Man lebt in Bagdad sehr gut, aber natürlich kann es hier jederzeit losgehen, sagt ein Herr aus dem Umkreis der deutschen Botschaft, und dann hat man als Ausländer keinerlei Schutz mehr. Was wird er dann tun? Ins Auto steigen und nach Jordanien rasen? "Wahrscheinlich. Man muss sehen."
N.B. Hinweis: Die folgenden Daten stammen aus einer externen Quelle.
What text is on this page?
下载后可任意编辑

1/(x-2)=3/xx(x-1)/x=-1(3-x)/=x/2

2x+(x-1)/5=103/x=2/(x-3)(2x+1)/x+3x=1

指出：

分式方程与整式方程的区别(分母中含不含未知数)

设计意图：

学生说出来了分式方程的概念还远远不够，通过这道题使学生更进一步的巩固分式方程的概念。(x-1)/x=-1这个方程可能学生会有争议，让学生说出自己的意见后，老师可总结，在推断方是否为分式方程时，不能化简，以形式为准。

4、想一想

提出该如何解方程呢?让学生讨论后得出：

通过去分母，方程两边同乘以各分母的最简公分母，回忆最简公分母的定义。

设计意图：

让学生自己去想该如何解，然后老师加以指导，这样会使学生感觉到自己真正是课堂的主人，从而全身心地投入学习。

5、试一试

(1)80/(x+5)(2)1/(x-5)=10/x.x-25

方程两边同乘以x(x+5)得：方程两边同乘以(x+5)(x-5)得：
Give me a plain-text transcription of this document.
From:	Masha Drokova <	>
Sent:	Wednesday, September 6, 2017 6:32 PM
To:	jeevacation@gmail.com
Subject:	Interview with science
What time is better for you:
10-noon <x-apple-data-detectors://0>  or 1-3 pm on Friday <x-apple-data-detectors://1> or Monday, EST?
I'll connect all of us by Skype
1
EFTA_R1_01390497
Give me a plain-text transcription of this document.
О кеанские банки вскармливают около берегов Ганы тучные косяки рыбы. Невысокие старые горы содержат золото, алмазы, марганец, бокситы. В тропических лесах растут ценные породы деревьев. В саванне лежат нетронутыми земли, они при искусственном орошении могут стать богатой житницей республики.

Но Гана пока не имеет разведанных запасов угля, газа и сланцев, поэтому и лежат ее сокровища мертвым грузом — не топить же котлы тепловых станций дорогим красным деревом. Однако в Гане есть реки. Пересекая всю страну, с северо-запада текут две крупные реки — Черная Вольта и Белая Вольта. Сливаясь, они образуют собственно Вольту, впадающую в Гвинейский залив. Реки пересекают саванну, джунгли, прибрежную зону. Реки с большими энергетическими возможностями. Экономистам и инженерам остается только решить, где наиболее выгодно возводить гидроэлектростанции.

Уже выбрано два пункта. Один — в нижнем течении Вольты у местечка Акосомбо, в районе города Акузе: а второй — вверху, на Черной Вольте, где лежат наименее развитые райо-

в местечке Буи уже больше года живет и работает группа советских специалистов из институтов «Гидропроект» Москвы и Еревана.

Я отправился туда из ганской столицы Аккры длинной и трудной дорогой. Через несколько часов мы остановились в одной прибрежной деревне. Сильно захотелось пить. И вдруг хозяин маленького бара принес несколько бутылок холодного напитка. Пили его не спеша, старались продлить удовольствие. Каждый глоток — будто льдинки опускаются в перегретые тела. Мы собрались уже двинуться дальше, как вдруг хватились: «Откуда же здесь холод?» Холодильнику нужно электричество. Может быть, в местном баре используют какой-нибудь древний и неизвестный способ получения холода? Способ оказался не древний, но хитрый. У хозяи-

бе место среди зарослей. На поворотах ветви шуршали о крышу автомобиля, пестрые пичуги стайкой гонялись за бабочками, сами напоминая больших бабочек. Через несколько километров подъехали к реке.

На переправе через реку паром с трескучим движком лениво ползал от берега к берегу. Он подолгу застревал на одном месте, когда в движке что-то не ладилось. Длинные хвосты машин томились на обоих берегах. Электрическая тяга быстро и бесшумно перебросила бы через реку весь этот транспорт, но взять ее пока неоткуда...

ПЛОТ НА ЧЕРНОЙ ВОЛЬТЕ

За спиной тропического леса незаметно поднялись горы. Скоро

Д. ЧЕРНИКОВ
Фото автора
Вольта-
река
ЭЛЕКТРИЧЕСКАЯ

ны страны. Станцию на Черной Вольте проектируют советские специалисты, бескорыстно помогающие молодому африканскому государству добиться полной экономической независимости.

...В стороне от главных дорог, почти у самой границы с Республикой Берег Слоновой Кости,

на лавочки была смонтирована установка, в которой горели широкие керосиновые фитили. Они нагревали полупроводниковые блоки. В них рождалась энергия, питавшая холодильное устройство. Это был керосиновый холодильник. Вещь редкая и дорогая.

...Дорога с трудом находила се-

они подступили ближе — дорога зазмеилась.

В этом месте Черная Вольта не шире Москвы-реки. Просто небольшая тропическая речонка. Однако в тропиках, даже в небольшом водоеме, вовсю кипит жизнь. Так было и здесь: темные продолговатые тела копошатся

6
Abends gehe ich durch die Raschid-Straße, als es einen Stromausfall gibt. Die Läden sind jetzt tiefe Höhlen, und in den Cafés sitzen sie im Dunkeln, Männer mit Umhängen, Wasserpfeife schmauchend, ungerührt, wie in einem voll besetzten Bus, der nachts eine Panne hat. Keiner käme auf die Idee, aufzustehen und ins Freie zu gehen. Und ich stelle mir vor, dass sie genauso dasitzen werden, wenn die amerikanischen Flugzeuge zurückkommen.

Doch Saddam Hussein stemmt sich mit allen symbolischen Mitteln gegen weitere Angriffe. Sein wichtigstes Mittel: Kontinuität. Er macht so weiter wie immer. Der Präsident lässt drei gigantische Moscheen im Stadtgebiet hochziehen, darunter die größte der Welt, ein Monstrum mit acht Minaretten, sechs Milliarden Euro teuer. Am Paradeplatz ragen Riesenfäuste aus dem Boden, die 30 Meter hohe Klingen kreuzen, und das wirkt wie ein Abwehrzauber gegen alle Angriffe aus der Luft. Der Gigant hat sich eingegraben und lässt nur manchmal eine Faust aus dem irakischen Sand schnellen oder, wie vor der neuen Moschee, einen riesigen Daumen.

Wenn man den Fernseher einschaltet, kann man Näheschocks erleben. Im Sender des Präsidentensohnes Uday läuft die irakische Version von Wer wird Millionär?. Dieselbe Musik, dieselbe Lichtregie, wie wir sie von Günther Jauch kennen. Der Quizmaster fragt nach der Nationalität des Fußballtorwarts Peter Schmeichel. Der Kandidat weiß es nicht und ruft seinen Freund an. Der sagt: deutsch. Der Kandidat dankt dem Freund, sagt inschallah und loggt "deutsch" ein. Es war die falsche Antwort. Schmeichel ist Däne. "Der Kandidat war sehr ungebildet", sagt mir später im Theater ein Germanistikstudent aus Bagdad, "die meisten Iraker hätten die Antwort gewusst. Vermutlich hat er Schmeichel mit Oliver Kahn verwechselt."

Morgenvorstellung im Al-Raschid-Theater: Irakische Waisenkinder, die ihre Eltern im Krieg verloren haben, sehen Der kleine Prinz. Anschließend verteilen die deutschen Theaterleute Plüschtiere, die ihnen Mülheimer Kinder mitgegeben haben. "Wir wissen, dass ihr viele wichtigere Dinge braucht", sagt Roberto Ciulli, "aber wir haben uns etwas Symbolisches überlegt. Die Tiere haben alle ein deutsches Leben hinter sich, und jetzt beginnen sie in Bagdad mit euch ein neues."

Bären, Pinguine, Hasen aus Mülheim, man möchte sie inbrünstig bitten, ihren neuen Besitzern als Schutzengel zu dienen.